How to become an inclusive heritage institute? Three in-depth toolkits to guide you

Museums around the world are looking to become more inclusive, but that is easier said than done. Because where to start? To help you and your organisation, EHT compiled a shortlist of three brand new toolkits. From restitution to gender inclusivity!

Restitution and Repatriation

Horniman Museum returns its collection of Benin Bronzes to Nigeria. Photograph by Mike Peel. CC-BY-SA-4.0

In August, Arts Council England released new guidance on restitution and repatriation for English museums called Restitution and Repatriation: A Practical Guide for Museums in England. It provides guidelines and recommendations, examples of best practices, and case studies for the museum sector. It also assists organisations in acting responsibly in response to requests for the return of collection items. It replaces earlier advice on the subject that the Museums and Galleries Commission had published in 2000.
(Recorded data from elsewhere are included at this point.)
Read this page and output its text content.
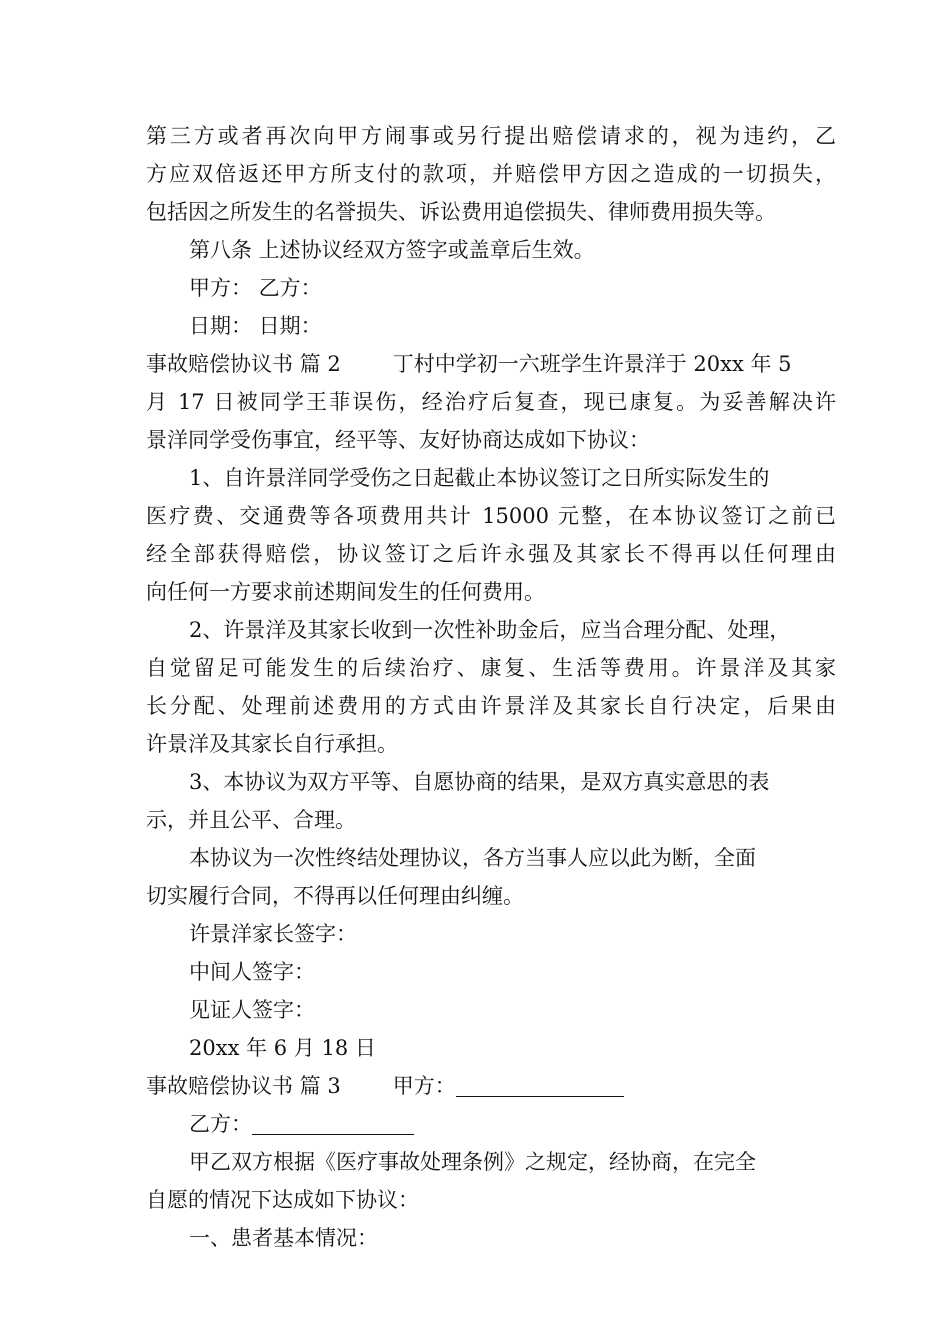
第三方或者再次向甲方闹事或另行提出赔偿请求的，视为违约，乙
方应双倍返还甲方所支付的款项，并赔偿甲方因之造成的一切损失，
包括因之所发生的名誉损失、诉讼费用追偿损失、律师费用损失等。
第八条 上述协议经双方签字或盖章后生效。
甲方： 乙方：
日期： 日期：
事故赔偿协议书 篇 2 丁村中学初一六班学生许景洋于 20xx 年 5
月 17 日被同学王菲误伤，经治疗后复查，现已康复。为妥善解决许
景洋同学受伤事宜，经平等、友好协商达成如下协议：
1、自许景洋同学受伤之日起截止本协议签订之日所实际发生的
医疗费、交通费等各项费用共计 15000 元整，在本协议签订之前已
经全部获得赔偿，协议签订之后许永强及其家长不得再以任何理由
向任何一方要求前述期间发生的任何费用。
2、许景洋及其家长收到一次性补助金后，应当合理分配、处理，
自觉留足可能发生的后续治疗、康复、生活等费用。许景洋及其家
长分配、处理前述费用的方式由许景洋及其家长自行决定，后果由
许景洋及其家长自行承担。
3、本协议为双方平等、自愿协商的结果，是双方真实意思的表
示，并且公平、合理。
本协议为一次性终结处理协议，各方当事人应以此为断，全面
切实履行合同，不得再以任何理由纠缠。
许景洋家长签字：
中间人签字：
见证人签字：
20xx 年 6 月 18 日
事故赔偿协议书 篇 3 甲方：
乙方：
甲乙双方根据《医疗事故处理条例》之规定，经协商，在完全
自愿的情况下达成如下协议：
一、患者基本情况：
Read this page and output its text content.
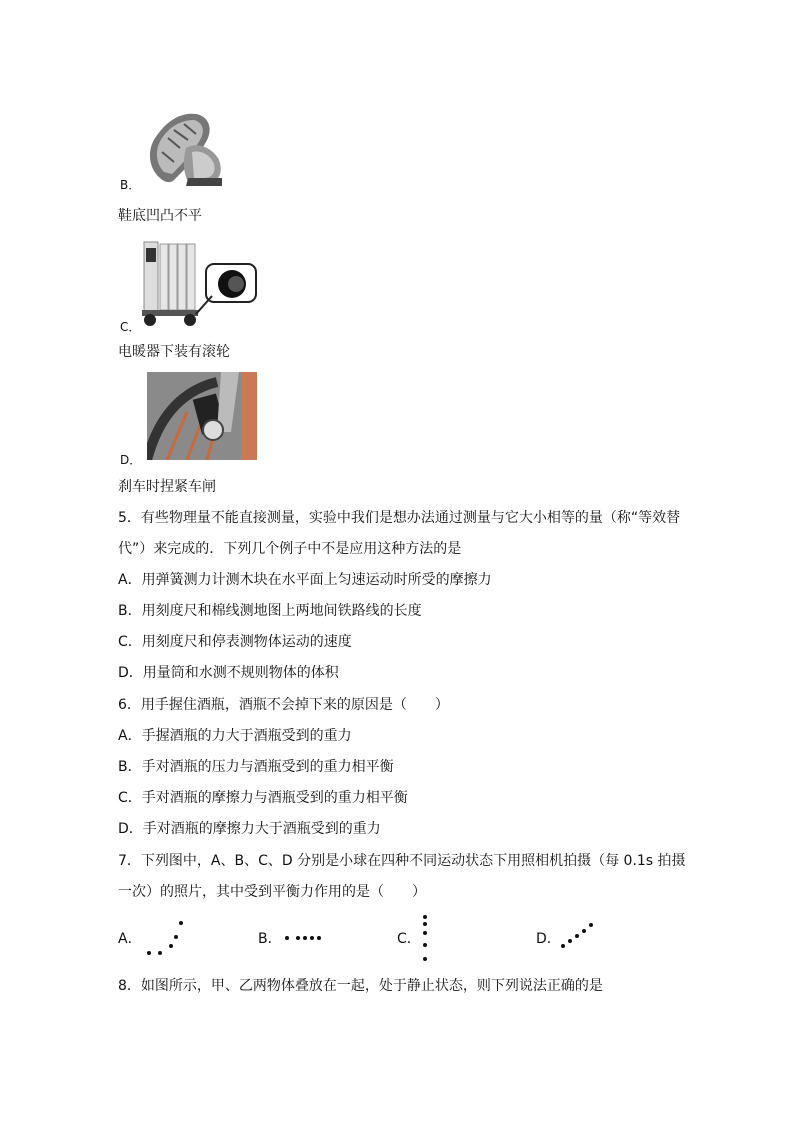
B．
鞋底凹凸不平
C．
电暖器下装有滚轮
D．
刹车时捏紧车闸
5．有些物理量不能直接测量，实验中我们是想办法通过测量与它大小相等的量（称“等效替
代”）来完成的．下列几个例子中不是应用这种方法的是
A．用弹簧测力计测木块在水平面上匀速运动时所受的摩擦力
B．用刻度尺和棉线测地图上两地间铁路线的长度
C．用刻度尺和停表测物体运动的速度
D．用量筒和水测不规则物体的体积
6．用手握住酒瓶，酒瓶不会掉下来的原因是（　　）
A．手握酒瓶的力大于酒瓶受到的重力
B．手对酒瓶的压力与酒瓶受到的重力相平衡
C．手对酒瓶的摩擦力与酒瓶受到的重力相平衡
D．手对酒瓶的摩擦力大于酒瓶受到的重力
7．下列图中，A、B、C、D 分别是小球在四种不同运动状态下用照相机拍摄（每 0.1s 拍摄
一次）的照片，其中受到平衡力作用的是（　　）
A．	B．	C．	D．
8．如图所示，甲、乙两物体叠放在一起，处于静止状态，则下列说法正确的是
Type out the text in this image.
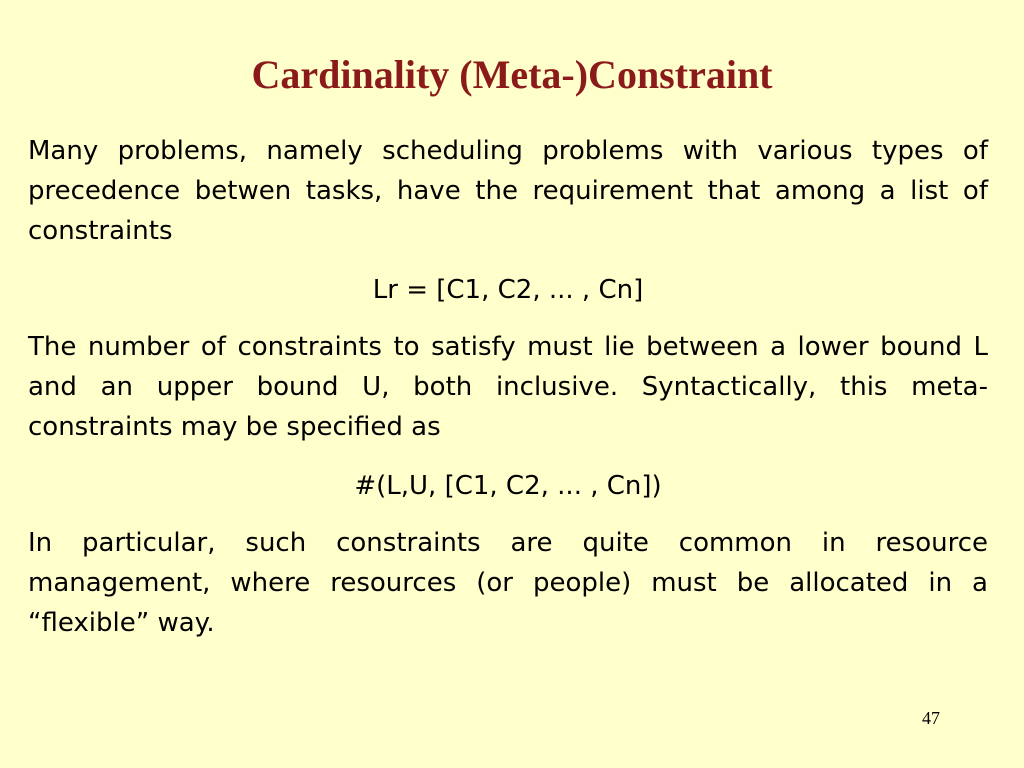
Cardinality (Meta-)Constraint

Many problems, namely scheduling problems with various types of precedence betwen tasks, have the requirement that among a list of constraints

Lr = [C1, C2, ... , Cn]

The number of constraints to satisfy must lie between a lower bound L and an upper bound U, both inclusive. Syntactically, this meta-constraints may be specified as

#(L,U, [C1, C2, ... , Cn])

In particular, such constraints are quite common in resource management, where resources (or people) must be allocated in a “flexible” way.

47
The guidance reflects recent developments in the world of heritage globally, basing the approach around three core qualities of transparency, collaboration and fairness. The guidance is divided into two main sections: “Getting started,” which deals with issues such as before a request or claim has been received, and “Working through a claim,” which addresses the phases that arise after receiving a claim.

The toolkit suggests that museums can prepare for incoming claims by researching the provenance of items and having a restitution policy. For returning objects, the toolkit recommends that should form a deeper understanding of the object, and its claims from other parties.

Challenging Stereotypes and Preconceptions in History

EuroClio has developed a practical toolkit for educators to recognise and dismantle stereotypes and preconceived notions about history. The toolkit is an action to the extensive record of bias, exclusion and discrimination towards minorities throughout Europe. It will aid the history teachers in teaching such issues in depth and give an opportunity to the students to develop skills for retrospection, social engagement and critical thinking.

The toolkit emphasises a four-stage procedure for working on students’ empathy in the history classroom. It all starts when a student takes interest in a stereotype or character, the so-called ‘sparkling’ stage. In the next stage, the teachers ask them how they think, feel and care about the subject, while the third stage of ‘reflection and analysis’, helps the student to step inside the role of the character to learn their point of view. The final step is a ‘call to action’, wherein the student must translate what they have learned into practical actions.

Gender and Sexuality

The third and final guidance is developed by the BC Museums Association in Canada. The toolkit aims to support museums, galleries and heritage organisations in their journeys to increase 2SLGBTQIA+ inclusivity and representation in an empowering manner; in particularly smaller organisations that may not have abundant resources. The toolkit focuses on 3 important aspects of the museum namely, physical spaces, visitor engagement and communications, and queering content and curation.

The toolkit urges museums to have physical spaces that are non-threatening and supportive to visitors and staff. It stresses on implementation of at least one ‘all gender bathroom’ in museums. This cultivates an inclusive and free environment for people of kinds.

“Stad Amsterdam” alongside the Maritime Museum during the Canal Parade of the Amsterdam Gay Pride of 2016. (CC BY-SA 4.0)

The toolkit also encourages museums to respect the pronouns of different groups of people and use them in communication. Also, use more inclusive language such as ‘folks’ or ‘everyone’ instead of ‘ladies and gentlemen’ while engaging in conversations.

The museums are encouraged to have queering curation and content exhibited. “Queering” is a term that came from queer academic theory and was originally a way of challenging the stories we have inherited about gender and sexuality. The toolkit asks museums to break away from their heteronormativity and cisnormativity narratives and look for different ways to interpret and challenge the stories that are told or invite queer histories to the forefront.